Details of the Revolving Credit Facilities

·     The IFC revolving credit facility will be repayable by 31 May 2014. It has been agreed with RMB that the repayment date for the RMB facility be extended from the original date of 1 December 2013 to 31 May 2014, so the two facilities are aligned.

·     On 31 December 2013, the IFC revolving credit facility will reduce to US$18.75 million (and the RMB revolving credit facility will reduce to ZAR150 million).

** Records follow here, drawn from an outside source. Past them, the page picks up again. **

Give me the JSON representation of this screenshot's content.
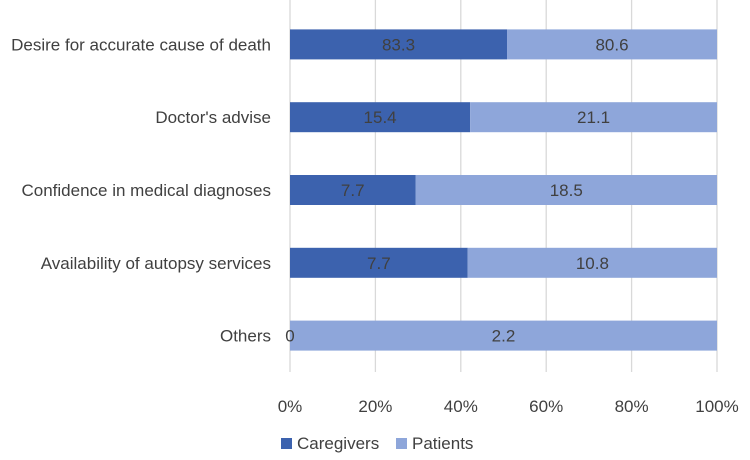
{
  "chart_data": {
    "type": "bar",
    "orientation": "horizontal",
    "stacking": "percent",
    "categories": [
      "Desire for accurate cause of death",
      "Doctor's advise",
      "Confidence in medical diagnoses",
      "Availability of autopsy services",
      "Others"
    ],
    "series": [
      {
        "name": "Caregivers",
        "color": "#3C62AE",
        "values": [
          83.3,
          15.4,
          7.7,
          7.7,
          0
        ]
      },
      {
        "name": "Patients",
        "color": "#8EA6DA",
        "values": [
          80.6,
          21.1,
          18.5,
          10.8,
          2.2
        ]
      }
    ],
    "data_labels": [
      [
        "83.3",
        "15.4",
        "7.7",
        "7.7",
        "0"
      ],
      [
        "80.6",
        "21.1",
        "18.5",
        "10.8",
        "2.2"
      ]
    ],
    "x_ticks": [
      "0%",
      "20%",
      "40%",
      "60%",
      "80%",
      "100%"
    ],
    "xlim": [
      0,
      100
    ],
    "grid": true,
    "legend_position": "bottom",
    "title": "",
    "xlabel": "",
    "ylabel": ""
  }
}
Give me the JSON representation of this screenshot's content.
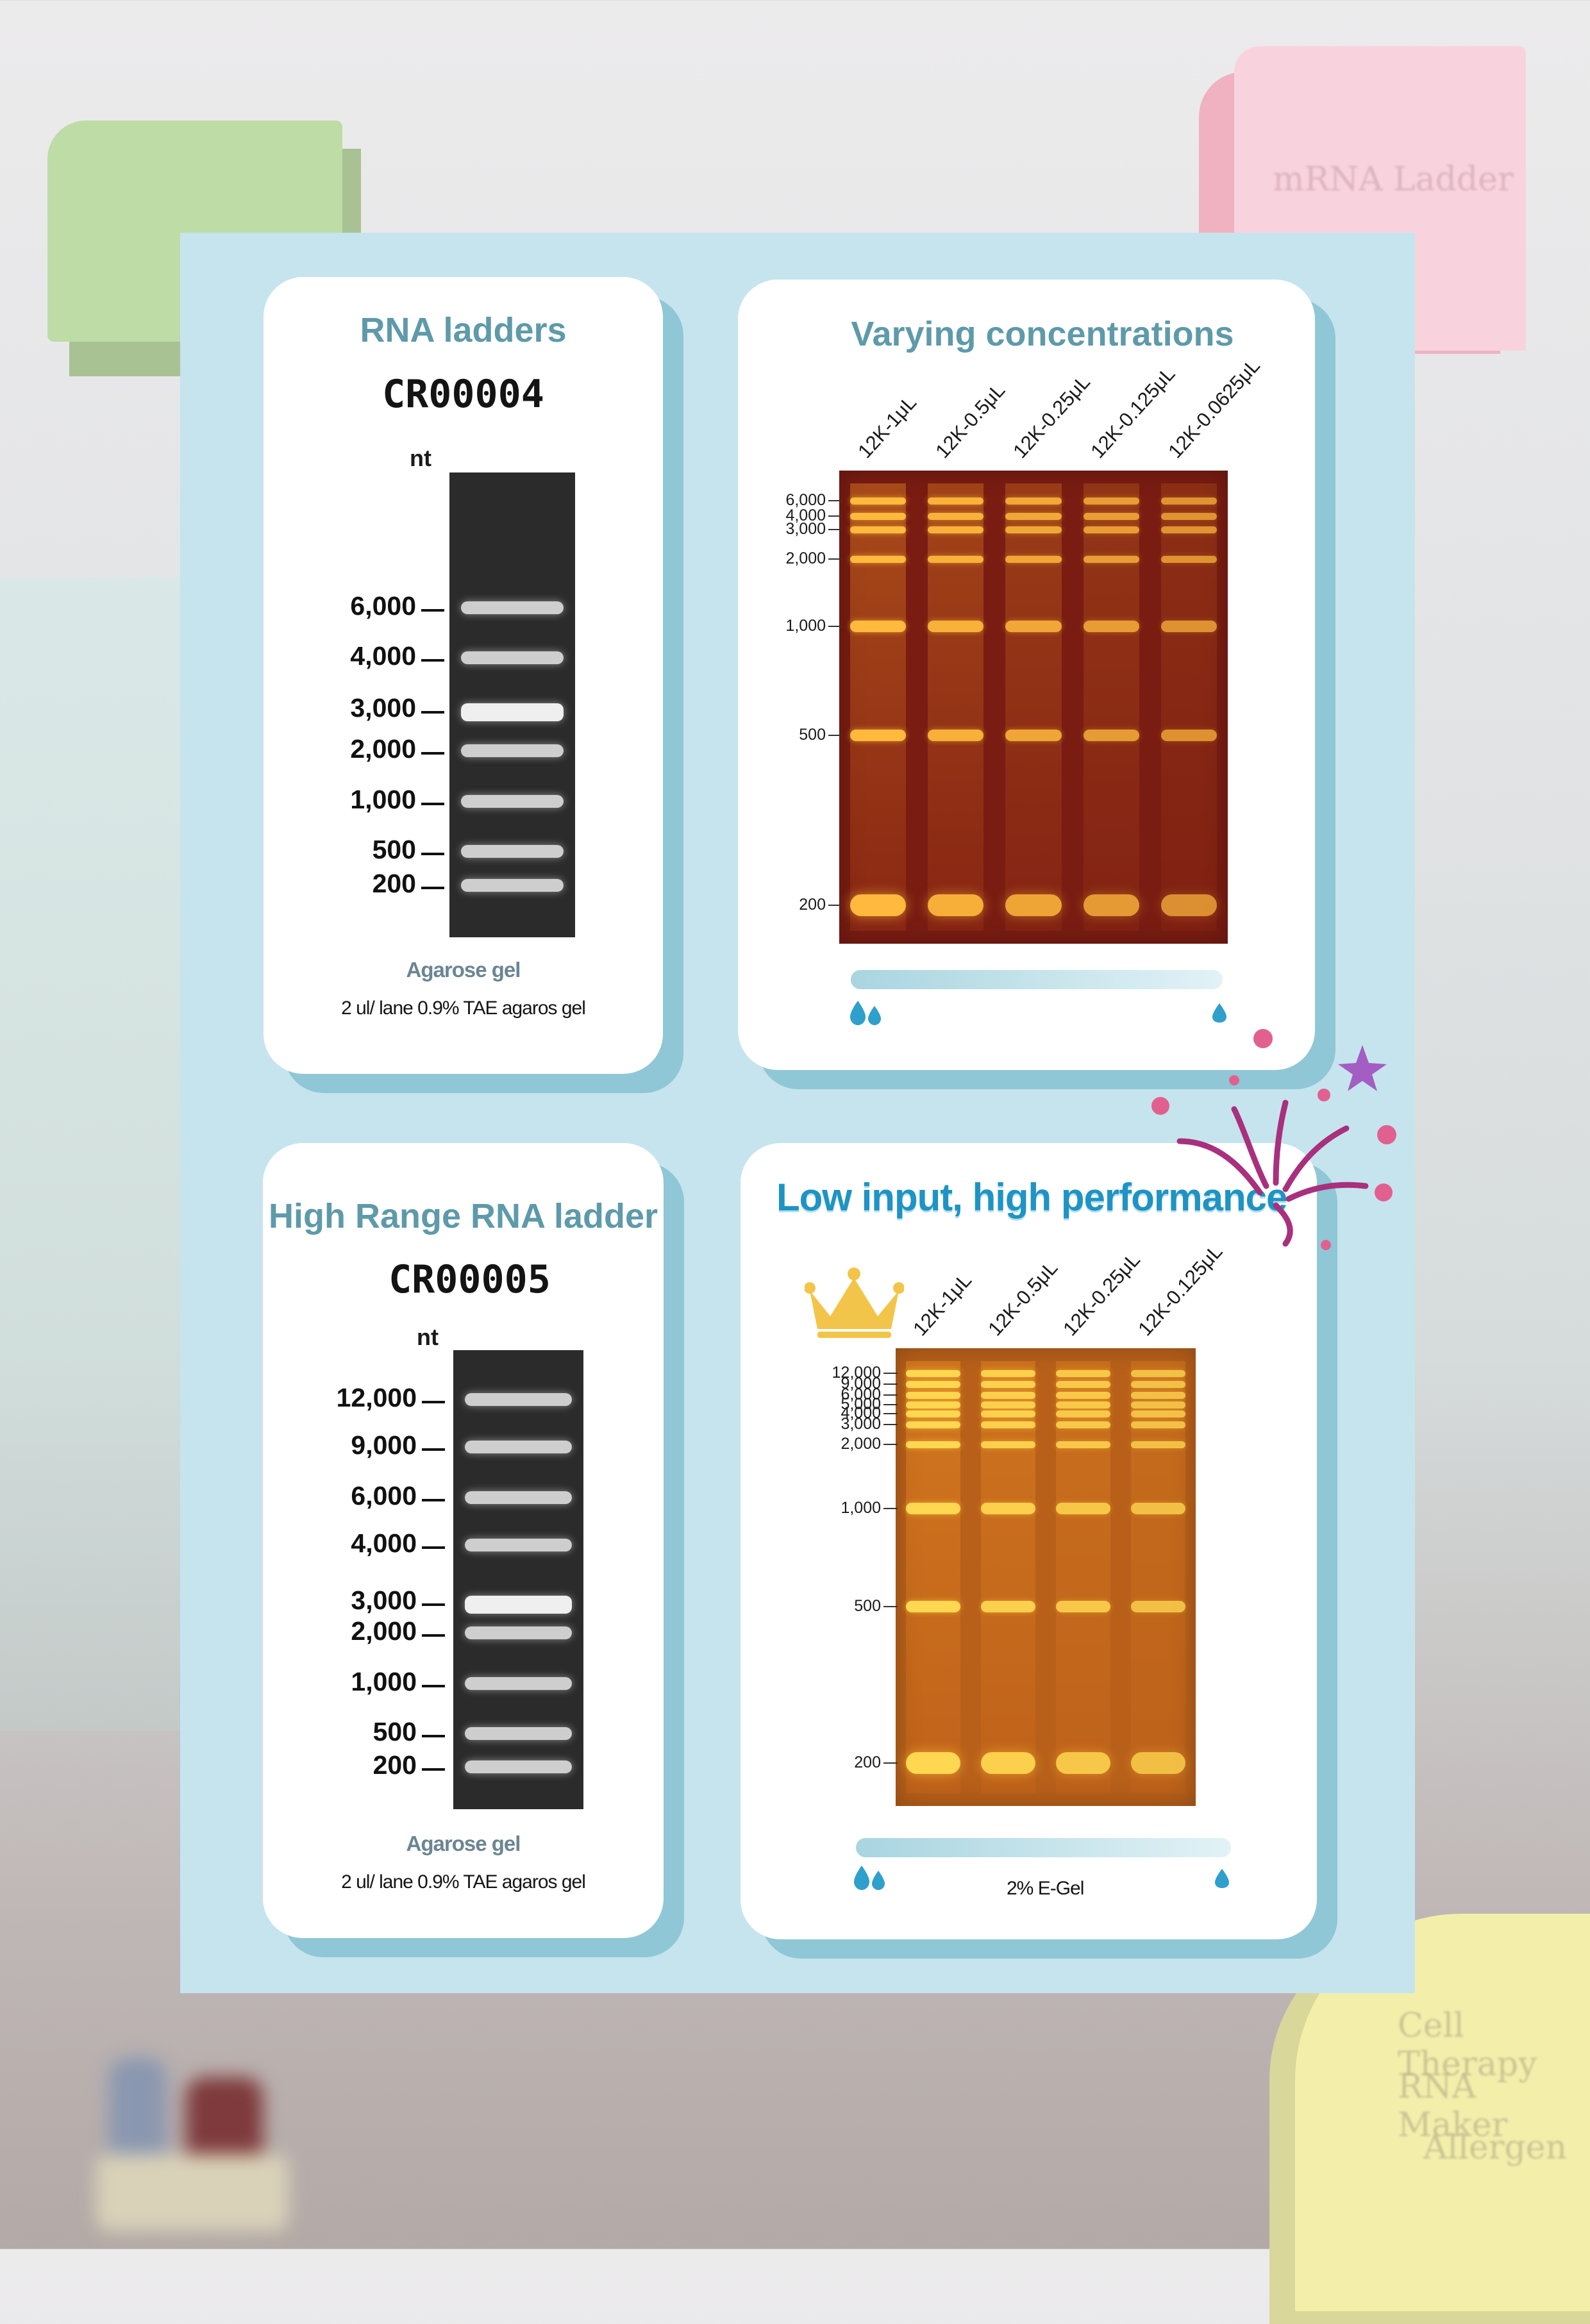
{
  "background_notes": {
    "pink_tab": "mRNA Ladder",
    "yellow_note": [
      "Cell Therapy",
      "RNA Maker",
      "Allergen"
    ]
  },
  "panel_top_left": {
    "title": "RNA ladders",
    "code": "CR00004",
    "unit": "nt",
    "markers": [
      "6,000",
      "4,000",
      "3,000",
      "2,000",
      "1,000",
      "500",
      "200"
    ],
    "caption_bold": "Agarose gel",
    "caption": "2 ul/ lane 0.9% TAE agaros gel"
  },
  "panel_top_right": {
    "title": "Varying concentrations",
    "lanes": [
      "12K-1μL",
      "12K-0.5μL",
      "12K-0.25μL",
      "12K-0.125μL",
      "12K-0.0625μL"
    ],
    "markers": [
      "6,000",
      "4,000",
      "3,000",
      "2,000",
      "1,000",
      "500",
      "200"
    ],
    "lane_intensity": [
      1.0,
      0.85,
      0.7,
      0.55,
      0.4
    ],
    "drop_left": "two-drops-icon",
    "drop_right": "drop-icon"
  },
  "panel_bottom_left": {
    "title": "High Range RNA ladder",
    "code": "CR00005",
    "unit": "nt",
    "markers": [
      "12,000",
      "9,000",
      "6,000",
      "4,000",
      "3,000",
      "2,000",
      "1,000",
      "500",
      "200"
    ],
    "caption_bold": "Agarose gel",
    "caption": "2 ul/ lane 0.9% TAE agaros gel"
  },
  "panel_bottom_right": {
    "title": "Low input, high performance",
    "lanes": [
      "12K-1μL",
      "12K-0.5μL",
      "12K-0.25μL",
      "12K-0.125μL"
    ],
    "markers": [
      "12,000",
      "9,000",
      "6,000",
      "5,000",
      "4,000",
      "3,000",
      "2,000",
      "1,000",
      "500",
      "200"
    ],
    "lane_intensity": [
      1.0,
      0.85,
      0.7,
      0.55
    ],
    "gel_label": "2% E-Gel",
    "drop_left": "two-drops-icon",
    "drop_right": "drop-icon",
    "icon": "crown-icon"
  },
  "colors": {
    "board": "#c6e4ed",
    "title": "#5e9aaa",
    "accent": "#1f93c4",
    "gel_red": "#7a1c12",
    "gel_orange": "#b8601a",
    "band_warm": "#ffcf4a"
  }
}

·     Interest rates: IFC US$ facility - six month US$ LIBOR plus 3.5% margin (RMB ZAR facility - three month JIBAR plus 3.5% margin).

 

Completion of the IFC Agreement is conditional upon, inter alia, certain conditions precedent being satisfied. The principal conditions precedent relate to completion of security arrangements over the Group's assets, the execution of the relevant documentation to ensure interdependence of the respective agreements, and consents required from the South African Reserve Bank.  Petra expects to have met all of the conditions precedent before the end of August. The Agreements contain standard events of default and warranties for facilities of this size and nature.

 

 

Notes

1. An exchange rate of US$1:R8.13 has been used for the purposes of this announcement.

 

 

~Ends ~

 

For further information, please contact:

 

Petra Diamonds, London

Telephone: +44 20 7318 0452

Cathy Malins

cathym@petradiamonds.com   

 

Buchanan

(PR Adviser)

Telephone: +44 20 7466 5000

Bobby Morse

James Strong

bobbym@buchanan.uk.com

jamess@buchanan.uk.com

 

RBC Capital Markets

(Sponsor and Joint Broker)

Telephone: +44 20 7653 4000

Martin Eales

martin.eales@rbccm.com

Pierre Schreuder

Pierre.schreuder@rbccm.com

 

Canaccord Genuity Limited

(Joint Broker)

Telephone: +44  20 7523 8000

Rob Collins

rcollins@canaccordgenuity.com

Andrew Chubb

achubb@canaccordgenuity.com

 

 

 



 

About IFC

IFC, a member of the World Bank Group, is the largest global development institution focused on the private sector in developing countries. It creates opportunities for people to escape poverty and improve their lives. It does so by providing financing to help businesses employ more people and supply essential services, by mobilizing capital from others, and by delivering advisory services to ensure sustainable development. In a time of global economic uncertainty, IFC's new investments climbed to a record US$19 billion in fiscal 2011. For more information, visit www.ifc.org.

 

 

About Petra Diamonds Limited

Petra Diamonds is a leading independent diamond mining group and an increasingly important supplier of rough diamonds to the international market. The Company has a well-diversified portfolio, with interests in eight producing mines: seven in South Africa (Finsch, Cullinan, Koffiefontein, Kimberley Underground, Helam, Sedibeng and Star) and one in Tanzania (Williamson). It also maintains a highly focused exploration programme in Botswana.

 

Petra offers an exceptional growth profile, with a core objective to steadily increase annual production to 5 million carats by FY 2019. The Group has a major resource base in excess of 300 million carats.

 

Petra conducts all its operations according to the highest ethical standards and will only operate in countries which are members of the Kimberley Process. Petra is quoted with a premium listing on the Main Market of the London Stock Exchange under the ticker 'PDL' and is a member of the FTSE 250.